Hustvedt escribe que Knausgård es penalizado socialmente, durante su niñez, por mostrar rasgos que se interpretan como femeninos. Pero que el prestigio asociado a la condición masculina hace que se lo alabe por escribir sobre situaciones cotidianas que, si bien suponen un reto para la visión que los otros (y él mismo) tienen de su masculinidad, si fueran explicadas por una mujer, serían despreciadas por pertenecer a la literatura femenina. Esta situación es todavía más paradójica si se tiene en cuenta que Knausgård mismo parece, según Hustvedt, despreciar a unas autoras femeninas en base a un sistema de creencias que a él lo oprimen, a la vez que lo entronizan. La autora, en la parte final del ensayo, relaciona construcciones sociales de género con construcciones sociales sobre una especie de carácter esencial del pueblo noruego. Es una lástima que no dedique más páginas a profundizar en ello.
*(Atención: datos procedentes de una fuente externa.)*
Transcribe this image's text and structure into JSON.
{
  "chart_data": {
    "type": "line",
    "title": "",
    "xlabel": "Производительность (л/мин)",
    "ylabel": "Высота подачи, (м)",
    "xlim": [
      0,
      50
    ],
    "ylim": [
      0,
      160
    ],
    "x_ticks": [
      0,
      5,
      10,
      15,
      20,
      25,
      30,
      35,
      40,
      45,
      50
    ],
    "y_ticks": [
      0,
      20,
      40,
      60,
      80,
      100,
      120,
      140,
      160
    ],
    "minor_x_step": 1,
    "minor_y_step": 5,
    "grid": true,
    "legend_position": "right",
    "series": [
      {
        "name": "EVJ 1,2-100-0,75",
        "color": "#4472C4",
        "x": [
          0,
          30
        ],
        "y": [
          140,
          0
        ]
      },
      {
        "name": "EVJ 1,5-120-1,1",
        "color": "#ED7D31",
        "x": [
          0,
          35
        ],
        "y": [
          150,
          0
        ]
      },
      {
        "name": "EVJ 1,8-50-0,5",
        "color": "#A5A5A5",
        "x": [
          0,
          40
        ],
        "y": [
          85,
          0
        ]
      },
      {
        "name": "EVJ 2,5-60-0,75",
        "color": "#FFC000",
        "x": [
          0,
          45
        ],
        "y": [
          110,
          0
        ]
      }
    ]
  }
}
Lo que escribe Hustvedt, y mi interpretación de lo que escribe, es criticable. Pero preferiría que fuera desde el rigor. A causa del inmenso debate que hay entre las diferentes corrientes de pensamiento feminista, me resulta extraño, primero, que se utilice una interpretación de un texto de una autora para afirmar que hay una rama del feminismo que tiene mucho poder dentro de la academia y que no acepta ninguna crítica (y eso no solo lo ha hecho Porras, es un recurso argumental constante). Y, segundo, que para cuestionar esta corriente y su influencia académica, en lugar de utilizar las críticas que se han formulado desde el feminismo mismo, se acuda a los tópicos.

Que cierto feminismo o los feminismos actuales sean considerados victimistas, excluyentes o emasculantes -Porras escribe que el ensayo de Hustvedt destila ansias de encular a algún macho alfa– no es nuevo. Constituía la base de las críticas y burlas a los movimientos sufragistas que fueron apareciendo en Occidente. A medida que las reivindicaciones feministas han ido siendo asumidas por las sociedades, el discurso ha mutado: las feministas del pasado se quejaban con razón, ahora ya se ha alcanzado la igualdad o estamos en el camino de alcanzarla. A pesar de este cambio argumental, el mensaje sigue siendo el mismo: el feminismo actual es el que falla.

Esta repetición de un mantra que ha servido para blindar de críticas externas a comportamientos y creencias hegemónicas es lo que me chirría de ciertas acusaciones que tildan las corrientes feministas de moralistas y de querer imponer una lectura única, la suya, de los textos literarios. Porras se hace eco de esta acusación citando a Knausgård, pero esta idea es constante en muchas narrativas, académicas o no, que critican a los feminismos. ¿Puede haber moralismo en los feminismos? Sin duda. Sin embargo, en el caso que nos ocupa, lo que Hustvedt cuestionaba en las palabras y la obra de Knausgård es lo mismo que las académicas feministas se han cuestionado las unas de las otras. La duda que tengo, pues, es si los que acusan a las feministas de moralistas tienen la misma predisposición a la crítica.